Proverbs 5:1. The first discourse against sexual vice, and exhortation to purity and conjugal fidelity (cf. Proverbs 6:24, Proverbs 7, Proverbs 9:13). A comparison of the later codes (e.g. Leviticus 18, 20, H) with the earlier, shows the increasing stress laid on sexual purity, and increasing prevalence of adultery.
Proverbs 5:3. Description of the strange woman (Proverbs 2:16 *).
Proverbs 5:4. wormwood (Amos 5:7; Jeremiah 9:15): a bitter and poisonous herb, probably a species of Artemisia. In Revelation 8:10 f. it has become an eschatological abstraction. For the thought of bitterness and poison in the present connexion cf. the water of jealousy (Numbers 5).
Proverbs 5:6. Corrupt. Read She does not tread the way of life, her paths waver.

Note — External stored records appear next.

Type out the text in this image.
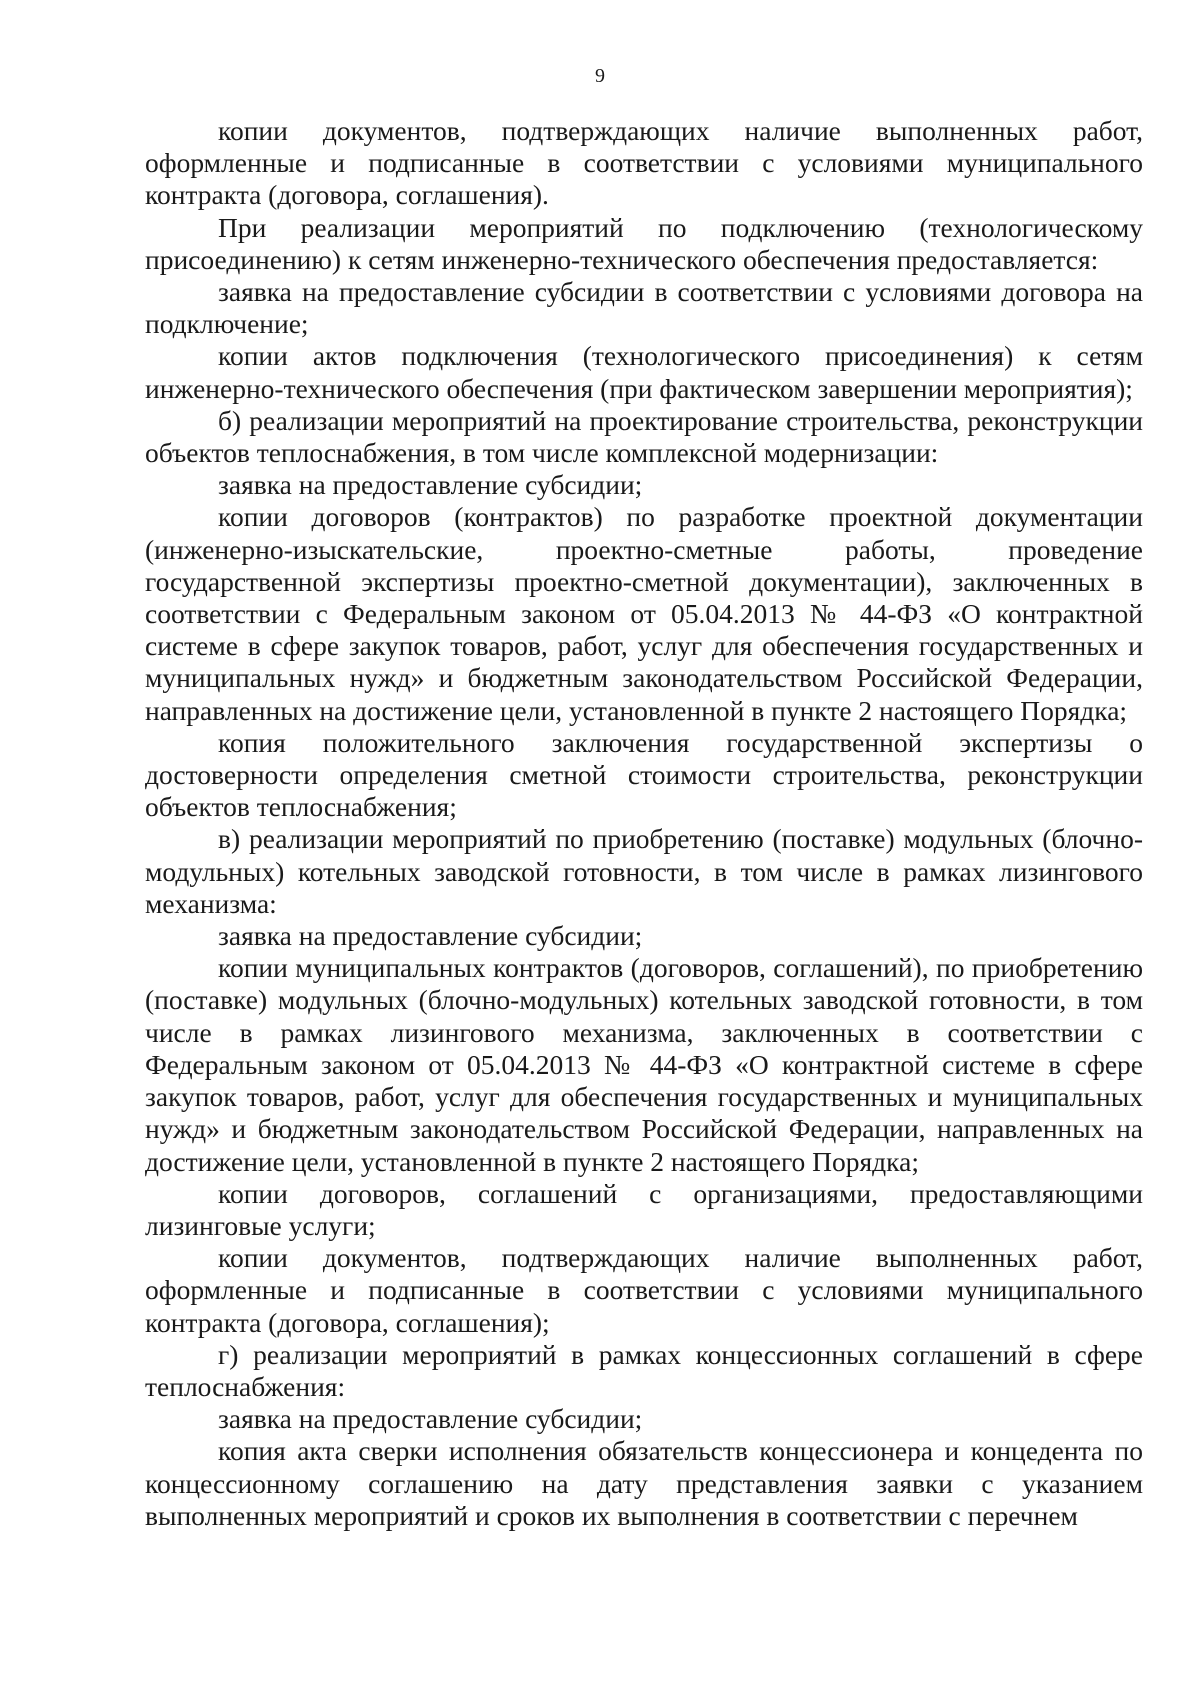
9

копии документов, подтверждающих наличие выполненных работ, оформленные и подписанные в соответствии с условиями муниципального контракта (договора, соглашения).

При реализации мероприятий по подключению (технологическому присоединению) к сетям инженерно-технического обеспечения предоставляется:

заявка на предоставление субсидии в соответствии с условиями договора на подключение;

копии актов подключения (технологического присоединения) к сетям инженерно-технического обеспечения (при фактическом завершении мероприятия);

б) реализации мероприятий на проектирование строительства, реконструкции объектов теплоснабжения, в том числе комплексной модернизации:

заявка на предоставление субсидии;

копии договоров (контрактов) по разработке проектной документации (инженерно-изыскательские, проектно-сметные работы, проведение государственной экспертизы проектно-сметной документации), заключенных в соответствии с Федеральным законом от 05.04.2013 № 44-ФЗ «О контрактной системе в сфере закупок товаров, работ, услуг для обеспечения государственных и муниципальных нужд» и бюджетным законодательством Российской Федерации, направленных на достижение цели, установленной в пункте 2 настоящего Порядка;

копия положительного заключения государственной экспертизы о достоверности определения сметной стоимости строительства, реконструкции объектов теплоснабжения;

в) реализации мероприятий по приобретению (поставке) модульных (блочно-модульных) котельных заводской готовности, в том числе в рамках лизингового механизма:

заявка на предоставление субсидии;

копии муниципальных контрактов (договоров, соглашений), по приобретению (поставке) модульных (блочно-модульных) котельных заводской готовности, в том числе в рамках лизингового механизма, заключенных в соответствии с Федеральным законом от 05.04.2013 № 44-ФЗ «О контрактной системе в сфере закупок товаров, работ, услуг для обеспечения государственных и муниципальных нужд» и бюджетным законодательством Российской Федерации, направленных на достижение цели, установленной в пункте 2 настоящего Порядка;

копии договоров, соглашений с организациями, предоставляющими лизинговые услуги;

копии документов, подтверждающих наличие выполненных работ, оформленные и подписанные в соответствии с условиями муниципального контракта (договора, соглашения);

г) реализации мероприятий в рамках концессионных соглашений в сфере теплоснабжения:

заявка на предоставление субсидии;

копия акта сверки исполнения обязательств концессионера и концедента по концессионному соглашению на дату представления заявки с указанием выполненных мероприятий и сроков их выполнения в соответствии с перечнем
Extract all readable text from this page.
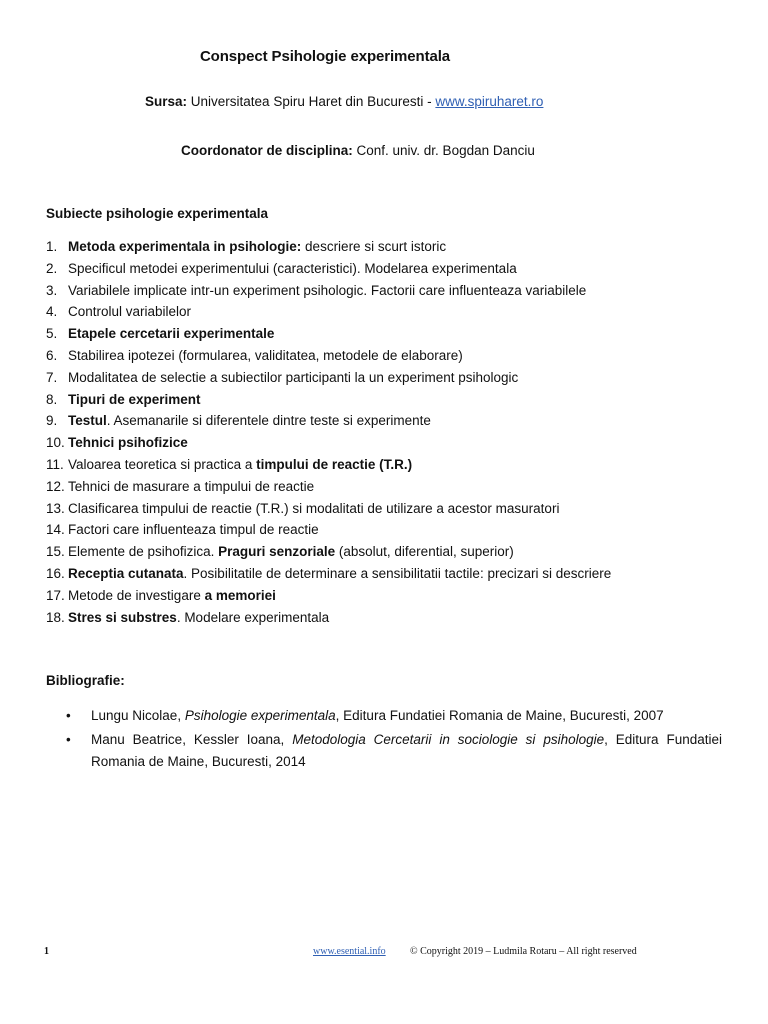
Conspect Psihologie experimentala
Sursa: Universitatea Spiru Haret din Bucuresti - www.spiruharet.ro
Coordonator de disciplina: Conf. univ. dr. Bogdan Danciu
Subiecte psihologie experimentala
1. Metoda experimentala in psihologie: descriere si scurt istoric
2. Specificul metodei experimentului (caracteristici). Modelarea experimentala
3. Variabilele implicate intr-un experiment psihologic. Factorii care influenteaza variabilele
4. Controlul variabilelor
5. Etapele cercetarii experimentale
6. Stabilirea ipotezei (formularea, validitatea, metodele de elaborare)
7. Modalitatea de selectie a subiectilor participanti la un experiment psihologic
8. Tipuri de experiment
9. Testul. Asemanarile si diferentele dintre teste si experimente
10. Tehnici psihofizice
11. Valoarea teoretica si practica a timpului de reactie (T.R.)
12. Tehnici de masurare a timpului de reactie
13. Clasificarea timpului de reactie (T.R.) si modalitati de utilizare a acestor masuratori
14. Factori care influenteaza timpul de reactie
15. Elemente de psihofizica. Praguri senzoriale (absolut, diferential, superior)
16. Receptia cutanata. Posibilitatile de determinare a sensibilitatii tactile: precizari si descriere
17. Metode de investigare a memoriei
18. Stres si substres. Modelare experimentala
Bibliografie:
• Lungu Nicolae, Psihologie experimentala, Editura Fundatiei Romania de Maine, Bucuresti, 2007
• Manu Beatrice, Kessler Ioana, Metodologia Cercetarii in sociologie si psihologie, Editura Fundatiei
Romania de Maine, Bucuresti, 2014
1	www.esential.info © Copyright 2019 – Ludmila Rotaru – All right reserved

Proverbs 5:7. The evil results of relations with the strange woman. These fall into three divisions loss of wealth and position (Proverbs 5:9 f.), physical deterioration (Proverbs 5:11), legal penalties (Proverbs 5:14; cf. Proverbs 6:33 *). Adultery is treated as more serious and dangerous than intercourse with a harlot. H (Leviticus 20:10), Ezekiel 23:45, and D (Deuteronomy 22:22) sentence both parties to death. The story of David and Bathsheba implies the death penalty. In later practice the punishment appears to have been less severe (cf. Sir_23:18-26). John 8:5 implies that the older regulation was still in force, although it might be relaxed. (Probably the ordeal for the suspected wife (Numbers 5:11 *) was older still.) (See Gray, Numbers, ICC.)
Proverbs 5:7 a. Read son.
Proverbs 5:9. the cruel: the text, if correct, refers apparently to the outraged husband, but to foreigners (Targ.) suits the parallelism better. The reference would then be general to the circle of foreign courtesans and panders.
Proverbs 5:14. Render I had almost fallen into all evil, i.e. legal penalties inflicted by the local synagogue.
Proverbs 5:15. Exhortation to conjugal fidelity. For the metaphor of the well and the cistern cf. Ca. Proverbs 4:12; Proverbs 4:15, and for that of the roe cf. Ca. Proverbs 4:5. Some find a parallel to Proverbs 5:15 a in Ecclesiastes 12:1, reading remember thy well in the days of thy youth.
Proverbs 5:21. Closing remarks on the retributive nature of the Divine moral government.
Proverbs 5:21. maketh level: the same word as in Proverbs 5:6 a; read mg. here. The primary meaning is weigh (cf. the noun in Isaiah 40:12, scales).
Proverbs 5:22. the wicked (LXX omits): probably a gloss, as the passage is a general statement of the principle of retribution, a man suffers for his own sin.